In a comment on someone’s post about alternative autism treatments I mentioned neurofeedback therapy. I stumbled across this intervention while researching autism for my education class, so for the sake of the reader I did not really provide many details about HOW it works, but I was still pretty curious so I tried to find more information on the process. First of all, it was very hard to find information beyond case studied and correlational results that simply stated improvements and progress for many patients. I found a cool website, EEG Spectrum International (http://www.eegspectrum.com/IntroToNeuro/) that uses neurofeedback (they refer to it as biofeedback) to help alleviate symptoms from a huge variety of disorders. Some of the disorders mentioned were ADHD/ADD, anxiety, DEPRESSION, chronic pain, epilepsy, ADDICTION, and autism. (Note the subtle emphasis on the topics we’ve covered… perhaps this is the common link in addition to stress – I bet it’s been used for schizophrenia, too!) Anyway, I’ll just explain a bit about how neurofeedback is used for people with autism.

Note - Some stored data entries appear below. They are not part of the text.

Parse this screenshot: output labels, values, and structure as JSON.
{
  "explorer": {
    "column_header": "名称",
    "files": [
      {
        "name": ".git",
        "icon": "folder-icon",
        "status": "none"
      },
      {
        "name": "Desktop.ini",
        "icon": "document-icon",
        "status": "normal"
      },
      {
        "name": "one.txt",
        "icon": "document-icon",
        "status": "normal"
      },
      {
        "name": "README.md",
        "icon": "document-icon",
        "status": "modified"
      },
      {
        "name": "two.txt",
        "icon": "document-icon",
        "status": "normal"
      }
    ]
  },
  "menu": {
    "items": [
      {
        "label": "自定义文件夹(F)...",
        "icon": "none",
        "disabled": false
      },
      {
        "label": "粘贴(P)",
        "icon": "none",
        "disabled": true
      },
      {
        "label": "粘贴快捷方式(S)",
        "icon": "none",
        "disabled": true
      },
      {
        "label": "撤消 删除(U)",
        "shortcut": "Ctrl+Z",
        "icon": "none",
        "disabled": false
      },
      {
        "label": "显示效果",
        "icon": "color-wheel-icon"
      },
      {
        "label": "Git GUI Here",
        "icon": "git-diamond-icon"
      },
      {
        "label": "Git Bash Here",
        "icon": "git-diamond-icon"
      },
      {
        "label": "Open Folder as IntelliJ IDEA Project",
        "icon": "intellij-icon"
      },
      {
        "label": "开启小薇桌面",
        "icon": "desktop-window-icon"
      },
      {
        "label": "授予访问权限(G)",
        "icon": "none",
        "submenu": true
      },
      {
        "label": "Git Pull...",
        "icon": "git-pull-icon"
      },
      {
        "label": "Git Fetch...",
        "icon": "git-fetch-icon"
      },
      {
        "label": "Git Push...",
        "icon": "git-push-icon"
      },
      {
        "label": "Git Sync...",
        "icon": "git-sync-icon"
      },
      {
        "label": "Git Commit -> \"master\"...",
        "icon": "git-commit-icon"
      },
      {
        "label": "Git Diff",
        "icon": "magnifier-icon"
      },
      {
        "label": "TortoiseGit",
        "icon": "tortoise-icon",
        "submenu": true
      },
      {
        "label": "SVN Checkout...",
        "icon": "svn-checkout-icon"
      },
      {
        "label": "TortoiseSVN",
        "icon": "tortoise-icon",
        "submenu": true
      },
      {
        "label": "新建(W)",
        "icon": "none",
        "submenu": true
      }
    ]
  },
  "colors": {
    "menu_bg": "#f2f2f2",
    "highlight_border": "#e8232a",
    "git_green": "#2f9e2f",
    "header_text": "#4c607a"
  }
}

First, baseline EEG levels over the course of several hours are taken and clinicians work with their patients to determine which behaviors they would like to modify. The clinicians program a computer to detect abnormalities and to know the alterations that must be made to bring brain activity in that region back to normal. Sensors are placed on the scalp, and one on each ear, and are connected to a computer processing system that registers the brain waves and (somehow) integrates it into a sort of video game. For example, when brain activity in a desirable region increases, the game will speed up (or the patient will be rewarded in some other way), and when brain activity in an undesirable region increases, the game will be slowed down/inhibited. Over many trials, the brain presumably “learns” this new brain activity and the person can train him or herself to maintain that activity. The new activity pattern more closely resembles those of pathology-free patients.
The benefits of neurofeedback therapy differ from person to person, as each individuals’ goals are different. Results suggest that it may be more beneficial for individuals with Asperger’s than severe autism, as the patient must be able to engage with the video screen and computer game for a significant amount of time (about 40 minutes), and must be able to tolerate the EEG paraphanelia on his/her body (this can be tough due to hypo/hyper-sensitivity tendencies, and may require some prior training). As for the duration of these effects, this site claims that most patients see improvements by at least their tenth session, and that in general the effects will last indefinitely (though stressors can degrade this newly learned pattern and “booster” sessions may be required). Do you think that this could be a useful and successful therapy for other disorders as well?